What was I supposed to do? There was no way in hell that I wanted to live at home and go to a community college for a few years, and I didn't even know if I would be able to wait that long to go to a real college or not. There wasn't time for me to apply to any other schools, either, so I was stuck.

I had no future.

And if I had no future that meant I would have no real job, no career, no money, nothing. Maybe I was overexaggerating but still. I had no other plans for myself, and it wasn't like I could take a year off to travel because I didn't have enough money to do so.

Speaking of money, I would have to find another job. After the falling out with Michael two months ago, I had slowly begaun to make up excuses to not go into work. I just didn't want to deal with other people, pretending like I was a cheery, optimnistic salesgirl when in reality I was anything but. After a few weeks, my manager called and told me they had to let me go, that I was wasting their time. I said fine, I wasn't having a good time working there anyway, and abruptly hung up.

With absolutely no income on my part, I decided to stop going to dance classes as well. I paid for half of them, but with my lack of money my bank account would be wiped clean in just a few months. I knew that they were also putting a large dent in both of my parents' accounts, too, so I figured it would just be best if we didn't have to worry about them anymore. Besides, I didn't enjoy them nearly as much as I used to. All of a sudden they were a constant reminder of how I would never be skinny enough to do partner work and lifts, never flexible enough, never graceful enough, just never good enough. I didn't need that, and to be honest, I didn't miss going to them at all.

As I flopped down on my bed once again, I felt my phone vibrate on my mattress, signaling I had a phone call. Michael's name appeared on the caller ID but there was no way I was going to talk to him. I was done dealing with his shit. He didn't care about me like I thought he did, especially since he was choosing now to put any type of effort into our friendship after I had confronted him about everything.

Now I was really alone - no Michael, no friends, nothing but my family who were supposed to love me even if they didn't. Besides, I doubt my parents cared all that much since they were so focused on Christy's sporting career. I had always been the oddball, and now that I wasn't going to college they certainly would overlook everything I did since it wouldn't have any meaning or purpose to them.

Nothing but a failure, that's all I was to anyone.

---

I did everything in my willpower to get out of going to school again but my parents forced me to go.

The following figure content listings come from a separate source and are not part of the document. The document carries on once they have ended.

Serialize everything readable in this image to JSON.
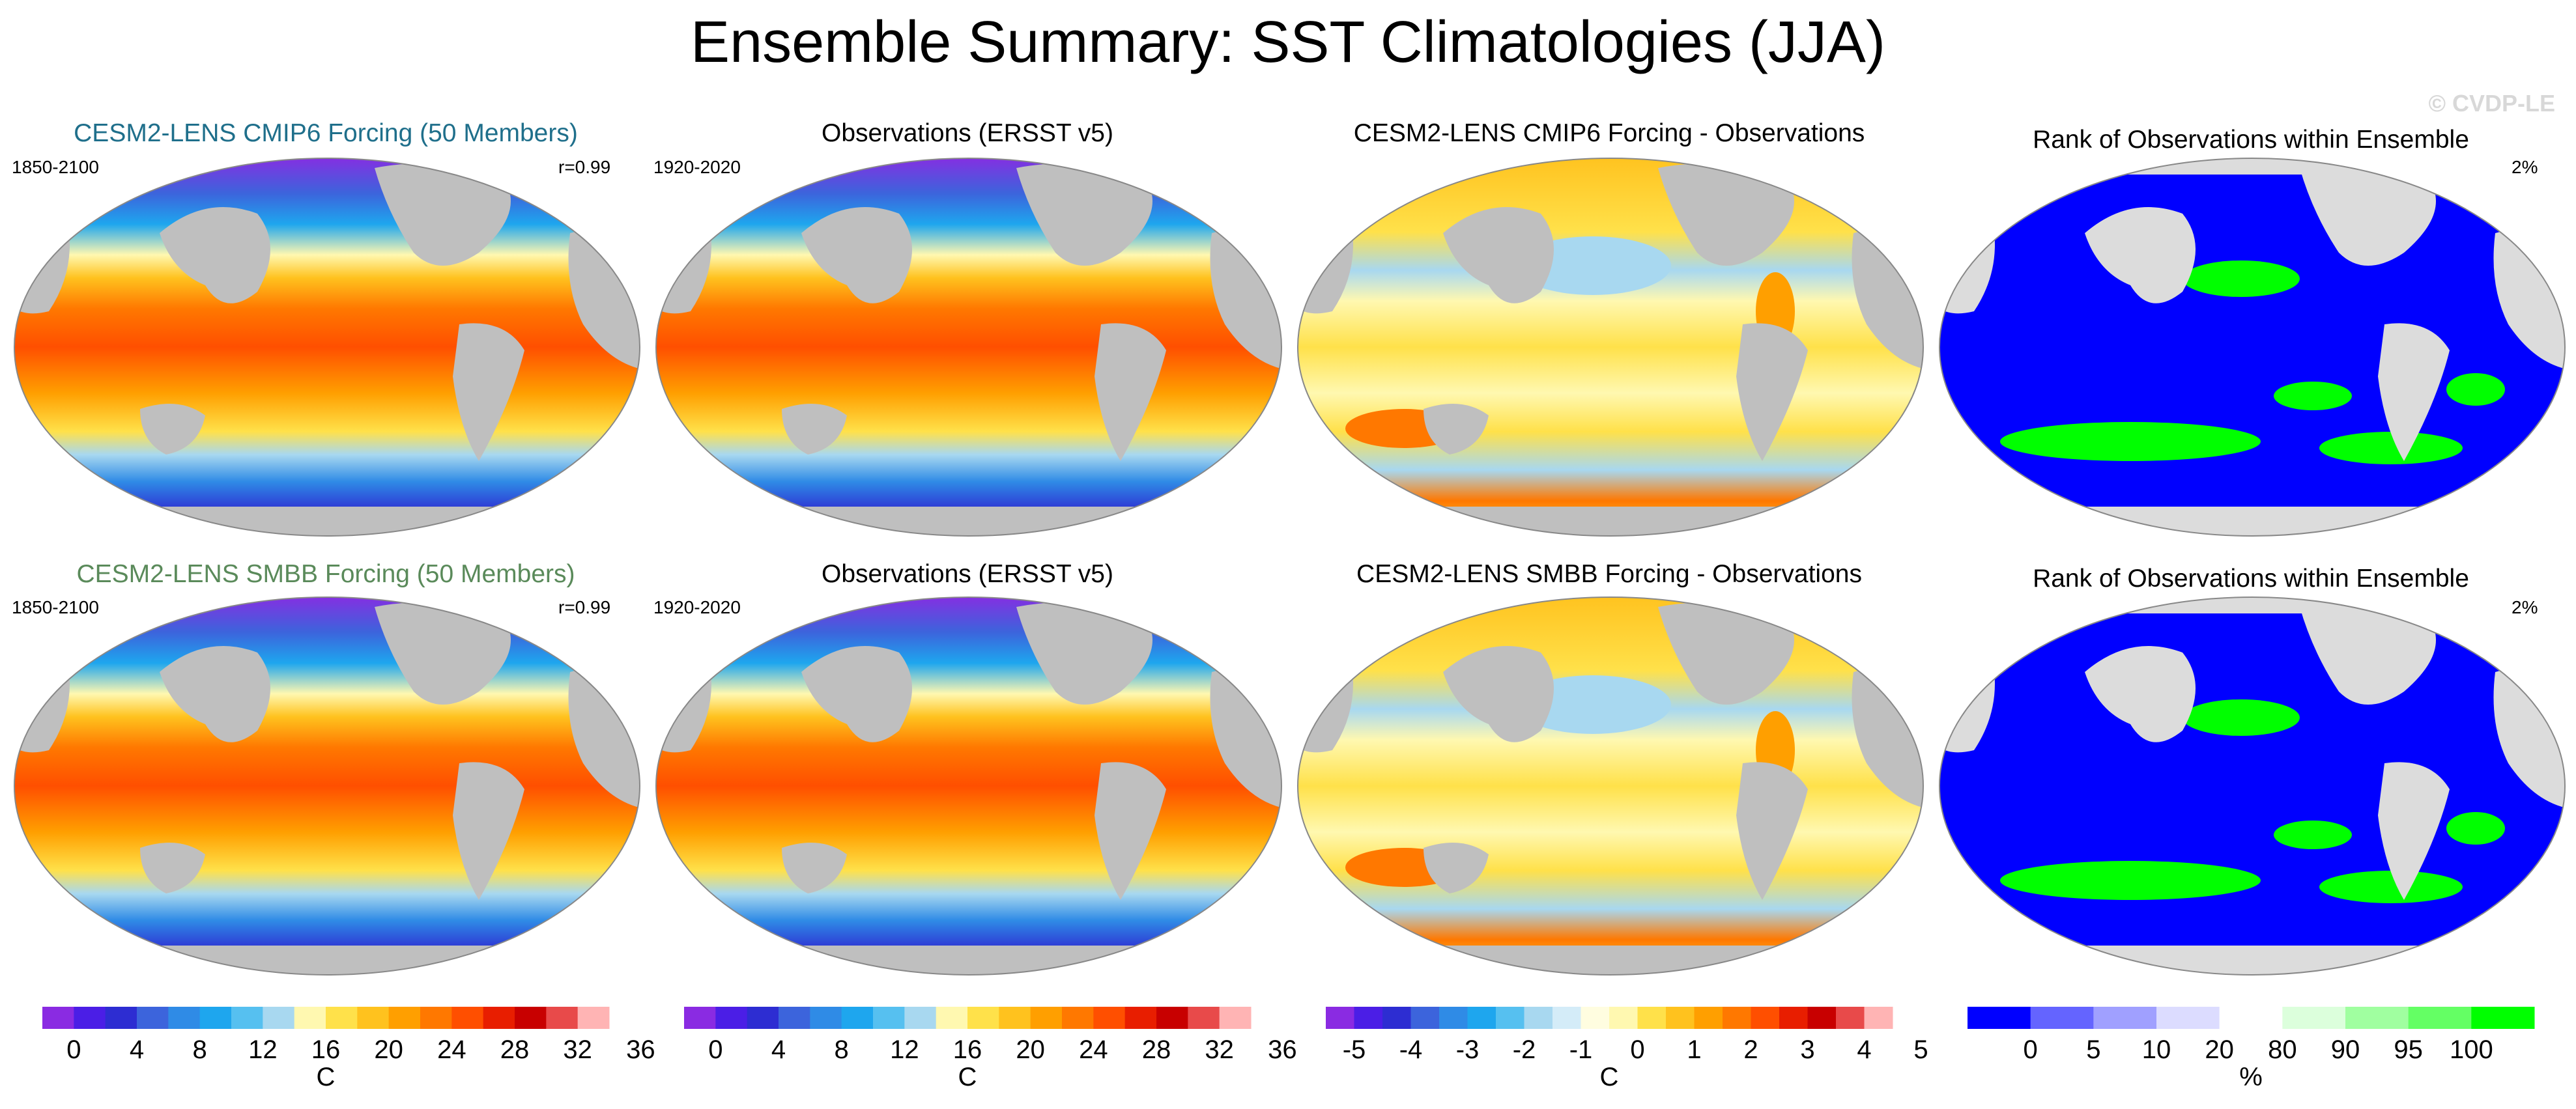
{
  "figure": {
    "title": "Ensemble Summary: SST Climatologies (JJA)",
    "watermark": "© CVDP-LE"
  },
  "colors": {
    "sst": [
      "#8a2be2",
      "#4b1ee6",
      "#2d2dd2",
      "#3c64dc",
      "#2f8be6",
      "#1ea6ee",
      "#56c0f0",
      "#a8d8f0",
      "#fff8b0",
      "#ffe14a",
      "#ffc21e",
      "#ff9f00",
      "#ff7800",
      "#ff4f00",
      "#e81e00",
      "#c80000",
      "#e84a4a",
      "#ffb4b4"
    ],
    "diff": [
      "#8a2be2",
      "#4b1ee6",
      "#2d2dd2",
      "#3c64dc",
      "#2f8be6",
      "#1ea6ee",
      "#56c0f0",
      "#a8d8f0",
      "#d4ecf8",
      "#fffde0",
      "#fff8b0",
      "#ffe14a",
      "#ffc21e",
      "#ff9f00",
      "#ff7800",
      "#ff4f00",
      "#e81e00",
      "#c80000",
      "#e84a4a",
      "#ffb4b4"
    ],
    "rank": [
      "#0000ff",
      "#6464ff",
      "#a0a0ff",
      "#dcdcff",
      "#ffffff",
      "#dcffdc",
      "#a0ffa0",
      "#64ff64",
      "#00ff00"
    ],
    "land": "#bfbfbf",
    "land_light": "#dcdcdc",
    "title_cmip6": "#1f6f8b",
    "title_smbb": "#5a8a5a"
  },
  "rows": [
    {
      "model_title": "CESM2-LENS CMIP6 Forcing (50 Members)",
      "model_years": "1850-2100",
      "pattern_corr": "r=0.99",
      "obs_title": "Observations (ERSST v5)",
      "obs_years": "1920-2020",
      "diff_title": "CESM2-LENS CMIP6 Forcing - Observations",
      "rank_title": "Rank of Observations within Ensemble",
      "rank_pct": "2%"
    },
    {
      "model_title": "CESM2-LENS SMBB Forcing (50 Members)",
      "model_years": "1850-2100",
      "pattern_corr": "r=0.99",
      "obs_title": "Observations (ERSST v5)",
      "obs_years": "1920-2020",
      "diff_title": "CESM2-LENS SMBB Forcing - Observations",
      "rank_title": "Rank of Observations within Ensemble",
      "rank_pct": "2%"
    }
  ],
  "chart_data": [
    {
      "type": "heatmap",
      "name": "model_climatology_colorbar",
      "variable": "SST climatology (JJA)",
      "units": "C",
      "levels": [
        -2,
        0,
        2,
        4,
        6,
        8,
        10,
        12,
        14,
        16,
        18,
        20,
        22,
        24,
        26,
        28,
        30,
        32,
        34,
        36
      ],
      "tick_labels": [
        "0",
        "4",
        "8",
        "12",
        "16",
        "20",
        "24",
        "28",
        "32",
        "36"
      ],
      "tick_values": [
        0,
        4,
        8,
        12,
        16,
        20,
        24,
        28,
        32,
        36
      ]
    },
    {
      "type": "heatmap",
      "name": "observations_colorbar",
      "variable": "SST climatology (JJA)",
      "units": "C",
      "levels": [
        -2,
        0,
        2,
        4,
        6,
        8,
        10,
        12,
        14,
        16,
        18,
        20,
        22,
        24,
        26,
        28,
        30,
        32,
        34,
        36
      ],
      "tick_labels": [
        "0",
        "4",
        "8",
        "12",
        "16",
        "20",
        "24",
        "28",
        "32",
        "36"
      ],
      "tick_values": [
        0,
        4,
        8,
        12,
        16,
        20,
        24,
        28,
        32,
        36
      ]
    },
    {
      "type": "heatmap",
      "name": "difference_colorbar",
      "variable": "Model - Observations",
      "units": "C",
      "levels": [
        -5.5,
        -5,
        -4.5,
        -4,
        -3.5,
        -3,
        -2.5,
        -2,
        -1.5,
        -1,
        -0.5,
        0,
        0.5,
        1,
        1.5,
        2,
        2.5,
        3,
        3.5,
        4,
        4.5,
        5,
        5.5
      ],
      "tick_labels": [
        "-5",
        "-4",
        "-3",
        "-2",
        "-1",
        "0",
        "1",
        "2",
        "3",
        "4",
        "5"
      ],
      "tick_values": [
        -5,
        -4,
        -3,
        -2,
        -1,
        0,
        1,
        2,
        3,
        4,
        5
      ]
    },
    {
      "type": "heatmap",
      "name": "rank_colorbar",
      "variable": "Rank of observations within ensemble",
      "units": "%",
      "tick_labels": [
        "0",
        "5",
        "10",
        "20",
        "80",
        "90",
        "95",
        "100"
      ],
      "tick_values": [
        0,
        5,
        10,
        20,
        80,
        90,
        95,
        100
      ]
    }
  ]
}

I didn't even see a point in going anymore, to be honest. Sure, I would graduate but only to come out into the world with nothing to do.

So I sat at those damned desks, wasting my time learning all this useless information just to be able to get out of that school. The hours, days, and weeks dragged on and I kept falling deeper and deeper into the darkness while everyone around me was doing the exact opposite. They were all giddy over senior privileges, prom, going off to college, graduation parties, the whole bit, and I wouldn't be a part of any of it. It was as if they were mocking me, rubbing their happiness in my face while I could barely even twitch the muscles in my face to screw up into something even remotely similar to a smile.